SF Examiner, April 7, 2016


The third “Housing Balance Report” from the City Planning Department was quietly released last week, coincidentally one day before April Fool’s Day and one week before a Planning Commission hearing today. And the punchline is … wait for it … the citywide housing balance of net new affordable housing from 2006 through 2015 is down to 13 percent. The last report in September had it at 15 percent, the July report before that was at 16 percent. The trend line is pretty clear. Overheated real estate development cycle, declining percentage of affordable housing.

And what is being built currently? Wait for it … only 14 percent of all new development now under construction or with active building permits will be affordable to anyone earning less than 120 percent of median income (a San Franciscan earning less than $85,000 per year). And for most market-rate housing today, you have to earn much, much more than $85,000. This bleak news comes at a time while San Francisco is experiencing one of its worst gentrification cycles in history.

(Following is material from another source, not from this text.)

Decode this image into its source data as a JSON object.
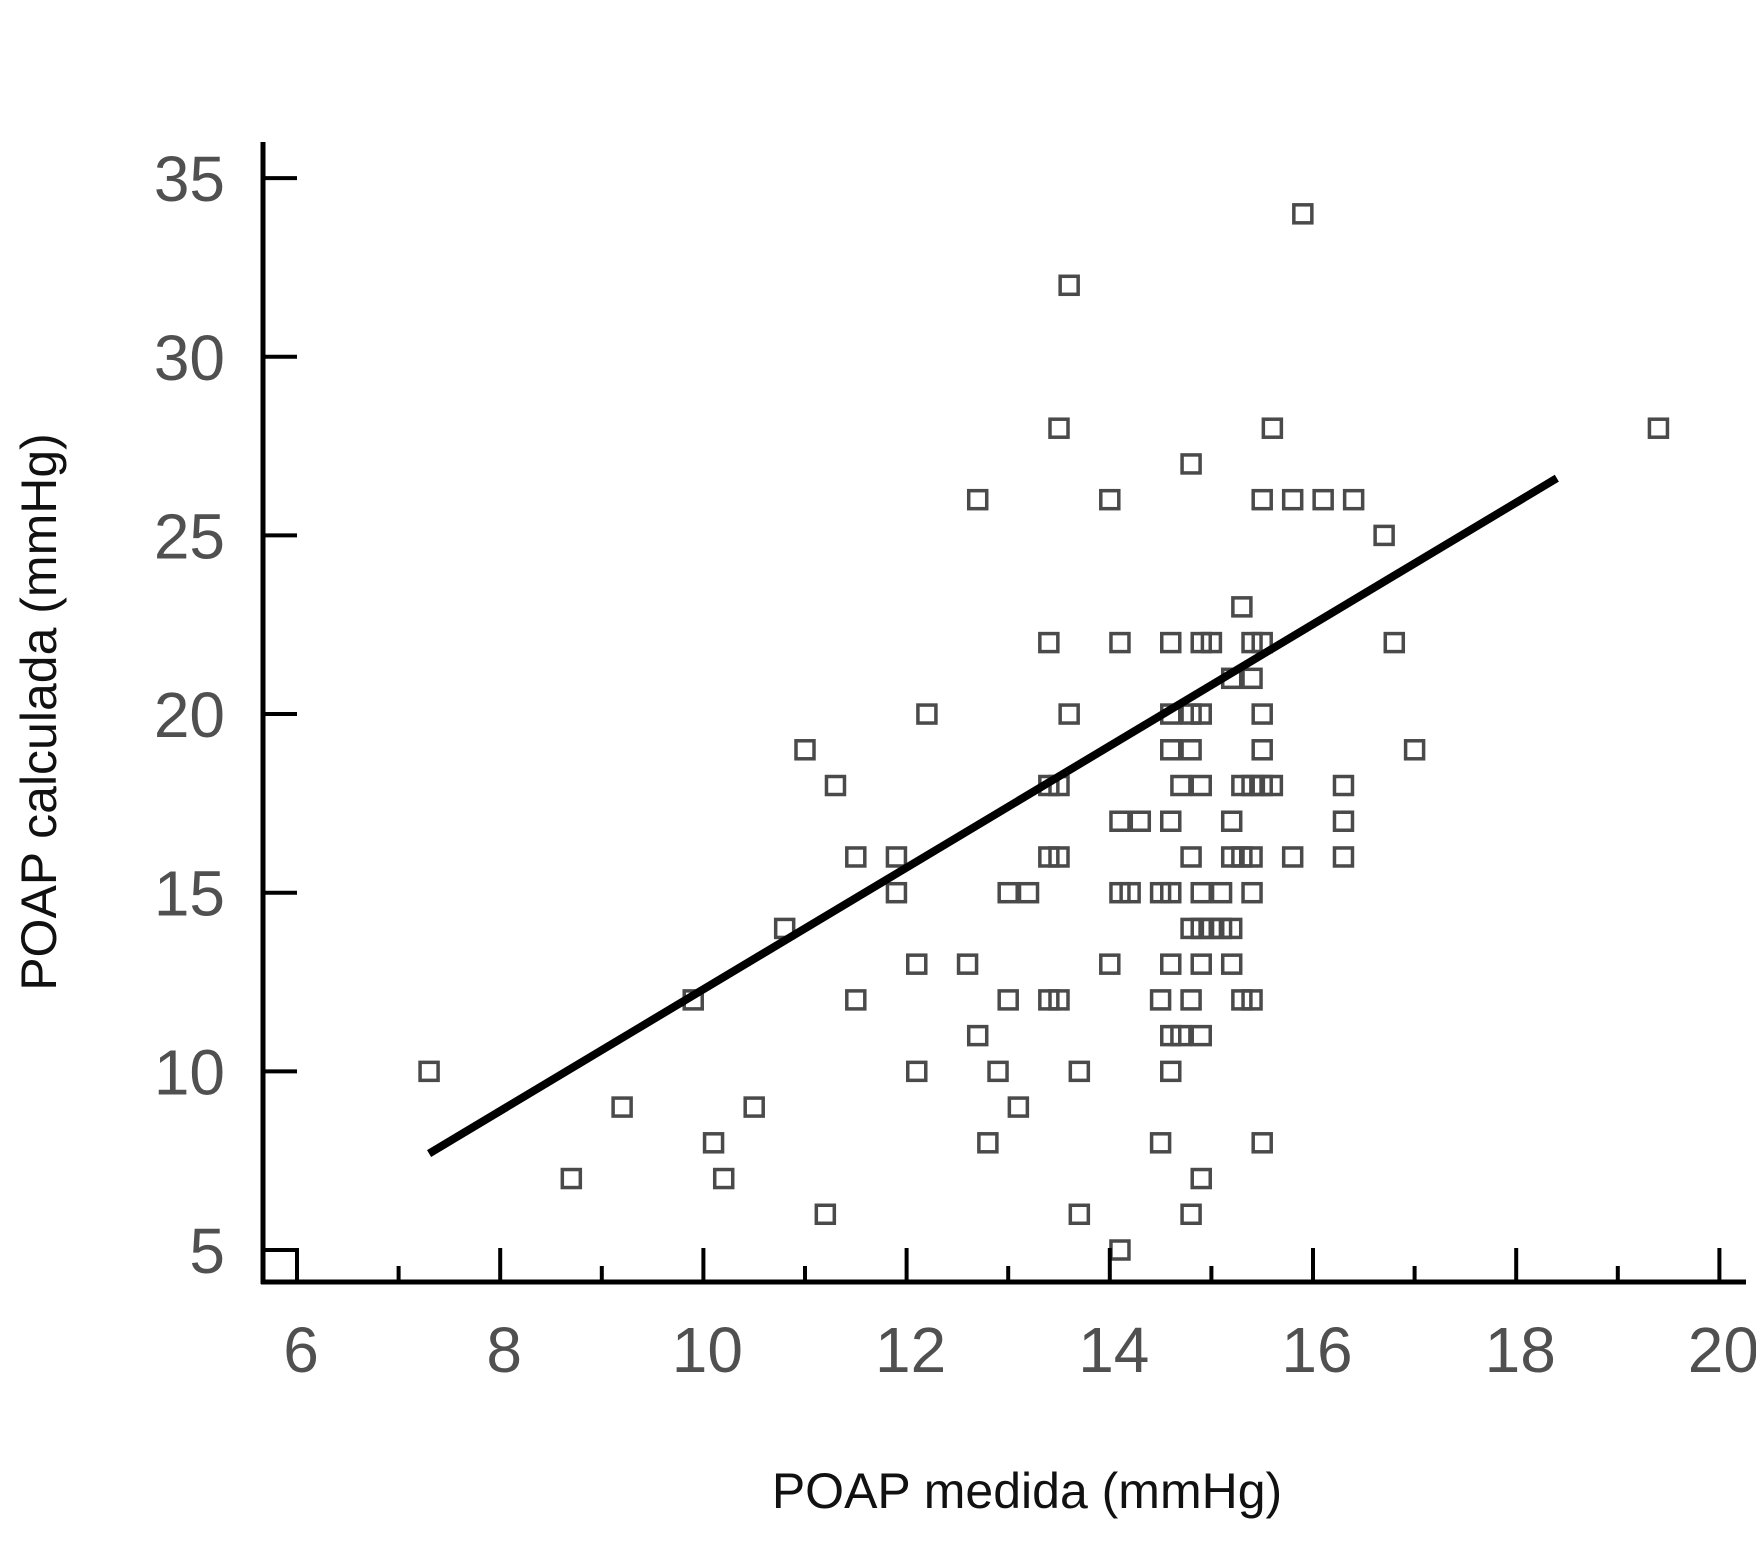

Looking even further ahead to the next round of development — based on the entitlement “pipeline” of projects, the Housing Balance Report shows a whopping 15 percent affordable housing (the report does note that this number may increase if more developers commit to provide on-site inclusionary units in their projects).

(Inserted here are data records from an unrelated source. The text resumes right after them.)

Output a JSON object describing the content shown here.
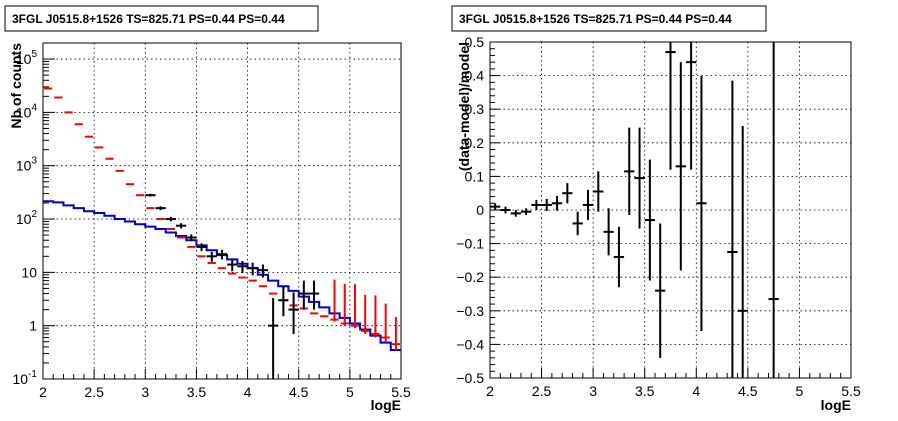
{
  "chart_data": [
    {
      "type": "line",
      "title": "3FGL J0515.8+1526 TS=825.71 PS=0.44 PS=0.44",
      "xlabel": "logE",
      "ylabel": "Nb of counts",
      "xlim": [
        2,
        5.5
      ],
      "ylim": [
        0.1,
        200000
      ],
      "ylog": true,
      "grid": true,
      "x_ticks": [
        "2",
        "2.5",
        "3",
        "3.5",
        "4",
        "4.5",
        "5",
        "5.5"
      ],
      "y_ticks": [
        {
          "v": 0.1,
          "base": "10",
          "exp": "-1"
        },
        {
          "v": 1,
          "base": "1",
          "exp": ""
        },
        {
          "v": 10,
          "base": "10",
          "exp": ""
        },
        {
          "v": 100,
          "base": "10",
          "exp": "2"
        },
        {
          "v": 1000,
          "base": "10",
          "exp": "3"
        },
        {
          "v": 10000,
          "base": "10",
          "exp": "4"
        },
        {
          "v": 100000,
          "base": "10",
          "exp": "5"
        }
      ],
      "bin_width": 0.1,
      "series": [
        {
          "style": "model-total",
          "color": "#ff0000",
          "x": [
            2.05,
            2.15,
            2.25,
            2.35,
            2.45,
            2.55,
            2.65,
            2.75,
            2.85,
            2.95,
            3.05,
            3.15,
            3.25,
            3.35,
            3.45,
            3.55,
            3.65,
            3.75,
            3.85,
            3.95,
            4.05,
            4.15,
            4.25,
            4.35,
            4.45,
            4.55,
            4.65,
            4.75,
            4.85,
            4.95,
            5.05,
            5.15,
            5.25,
            5.35,
            5.45
          ],
          "y": [
            28000,
            19000,
            10000,
            6000,
            3500,
            2200,
            1350,
            800,
            450,
            280,
            160,
            100,
            65,
            45,
            30,
            20,
            15,
            12,
            9.5,
            8,
            7,
            5.5,
            4,
            3,
            2.4,
            2.1,
            1.7,
            1.5,
            1.3,
            1.1,
            1.0,
            0.8,
            0.7,
            0.6,
            0.45
          ],
          "err_lo": [
            0,
            0,
            0,
            0,
            0,
            0,
            0,
            0,
            0,
            0,
            0,
            0,
            0,
            0,
            0,
            0,
            0,
            0,
            0,
            0,
            0,
            0,
            0,
            0,
            0,
            0,
            0,
            0,
            0.1,
            0.1,
            0.1,
            0.1,
            0.1,
            0.1,
            0.1
          ],
          "err_hi": [
            0,
            0,
            0,
            0,
            0,
            0,
            0,
            0,
            0,
            0,
            0,
            0,
            0,
            0,
            0,
            0,
            0,
            0,
            0,
            0,
            0,
            0,
            0,
            0,
            0,
            0,
            0,
            0,
            6,
            5,
            5,
            3,
            3,
            2,
            1
          ]
        },
        {
          "style": "model-component",
          "color": "#0000cc",
          "x": [
            2.05,
            2.15,
            2.25,
            2.35,
            2.45,
            2.55,
            2.65,
            2.75,
            2.85,
            2.95,
            3.05,
            3.15,
            3.25,
            3.35,
            3.45,
            3.55,
            3.65,
            3.75,
            3.85,
            3.95,
            4.05,
            4.15,
            4.25,
            4.35,
            4.45,
            4.55,
            4.65,
            4.75,
            4.85,
            4.95,
            5.05,
            5.15,
            5.25,
            5.35,
            5.45
          ],
          "y": [
            215,
            205,
            180,
            160,
            140,
            130,
            115,
            100,
            90,
            80,
            72,
            65,
            56,
            48,
            40,
            32,
            26,
            21,
            17.5,
            14.5,
            12,
            9,
            7,
            5.5,
            4.5,
            3.5,
            2.8,
            2.2,
            1.7,
            1.4,
            1.1,
            0.85,
            0.65,
            0.48,
            0.35
          ]
        },
        {
          "style": "data",
          "color": "#000000",
          "x": [
            3.05,
            3.15,
            3.25,
            3.35,
            3.45,
            3.55,
            3.65,
            3.75,
            3.85,
            3.95,
            4.05,
            4.15,
            4.25,
            4.35,
            4.45,
            4.55,
            4.65
          ],
          "y": [
            280,
            160,
            100,
            75,
            45,
            30,
            20,
            22,
            14,
            13,
            12,
            11,
            1,
            3,
            2,
            4,
            4
          ],
          "err_lo": [
            17,
            13,
            10,
            8.5,
            6.5,
            5,
            4.2,
            4.5,
            3.5,
            3.3,
            3.2,
            3,
            0.9,
            1.5,
            1.3,
            2,
            2
          ],
          "err_hi": [
            17,
            13,
            10,
            8.5,
            6.5,
            5,
            4.2,
            4.5,
            3.5,
            3.3,
            3.2,
            3,
            2.3,
            2.5,
            2.2,
            3,
            3
          ]
        }
      ]
    },
    {
      "type": "scatter",
      "title": "3FGL J0515.8+1526 TS=825.71 PS=0.44 PS=0.44",
      "xlabel": "logE",
      "ylabel": "(data-model)/model",
      "xlim": [
        2,
        5.5
      ],
      "ylim": [
        -0.5,
        0.5
      ],
      "grid": true,
      "x_ticks": [
        "2",
        "2.5",
        "3",
        "3.5",
        "4",
        "4.5",
        "5",
        "5.5"
      ],
      "y_ticks": [
        "-0.5",
        "-0.4",
        "-0.3",
        "-0.2",
        "-0.1",
        "0",
        "0.1",
        "0.2",
        "0.3",
        "0.4",
        "0.5"
      ],
      "y_tick_labels": [
        "−0.5",
        "−0.4",
        "−0.3",
        "−0.2",
        "−0.1",
        "0",
        "0.1",
        "0.2",
        "0.3",
        "0.4",
        "0.5"
      ],
      "bin_width": 0.1,
      "series": [
        {
          "style": "residuals",
          "color": "#000000",
          "x": [
            2.05,
            2.15,
            2.25,
            2.35,
            2.45,
            2.55,
            2.65,
            2.75,
            2.85,
            2.95,
            3.05,
            3.15,
            3.25,
            3.35,
            3.45,
            3.55,
            3.65,
            3.75,
            3.85,
            3.95,
            4.05,
            4.35,
            4.45,
            4.75
          ],
          "y": [
            0.01,
            0.0,
            -0.01,
            -0.005,
            0.015,
            0.015,
            0.02,
            0.05,
            -0.04,
            0.015,
            0.055,
            -0.065,
            -0.14,
            0.115,
            0.095,
            -0.03,
            -0.24,
            0.47,
            0.13,
            0.44,
            0.02,
            -0.125,
            -0.3,
            -0.265
          ],
          "err": [
            0.01,
            0.01,
            0.01,
            0.01,
            0.015,
            0.018,
            0.022,
            0.03,
            0.035,
            0.045,
            0.06,
            0.07,
            0.09,
            0.13,
            0.15,
            0.18,
            0.2,
            0.35,
            0.31,
            0.32,
            0.38,
            0.51,
            0.55,
            0.8
          ]
        }
      ]
    }
  ]
}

And the problem is not just about production — these Housing Balance Report numbers make clear how the loss of protected rental units completely undermines The City’s efforts to build more affordable housing. More than 4,100 housing units have been removed from the affordable housing supply over the last ten years through condo conversions, demolitions, owner move-in evictions, Ellis Act evictions and other means (not including tenant “buyouts” which are dramatically on the rise as well). Across The City there is a ratio of three existing units lost for every four new affordable units produced. At a more local level, the affordable housing balance is actually negative in nine out of the 15 neighborhood-level “planning districts”! If the upward trend of evictions and lost protected rental units continues, that already-paltry 15 percent projected housing balance may be eroded even further.

Is there any wonder why we have a housing affordability crisis in San Francisco?
Across The City there is a great need to correct that imbalance of low and moderate/middle income housing for San Franciscans compared to the rate of market-rate housing production. And we are far behind the goal of minimum 33 percent affordable housing set by the voters in Proposition K back in 2014 and way, way, way behind the actual need of 57 percent affordable housing per The City’s General Plan Housing Element, based on job growth projections across the income spectrum.

There are a lot of numbers thrown around these days about housing goals and aspirations of an affordable city for all. But the numbers here are a reality check, and they are sobering. All is clearly not well in the housing “market.” Here in this Housing Balance Report authored by the Planning Department we have the real story. This is from The City’s own building permit data, and The City’s own planning pipeline data, and The City’s own rent board data. It doesn’t get more truthful than this. Thirteen percent affordable and dropping! We as a city have a real job to climb back out of this hole.

Peter Cohen and Fernando Martí are co-directors of the Council of Community Housing Organizations.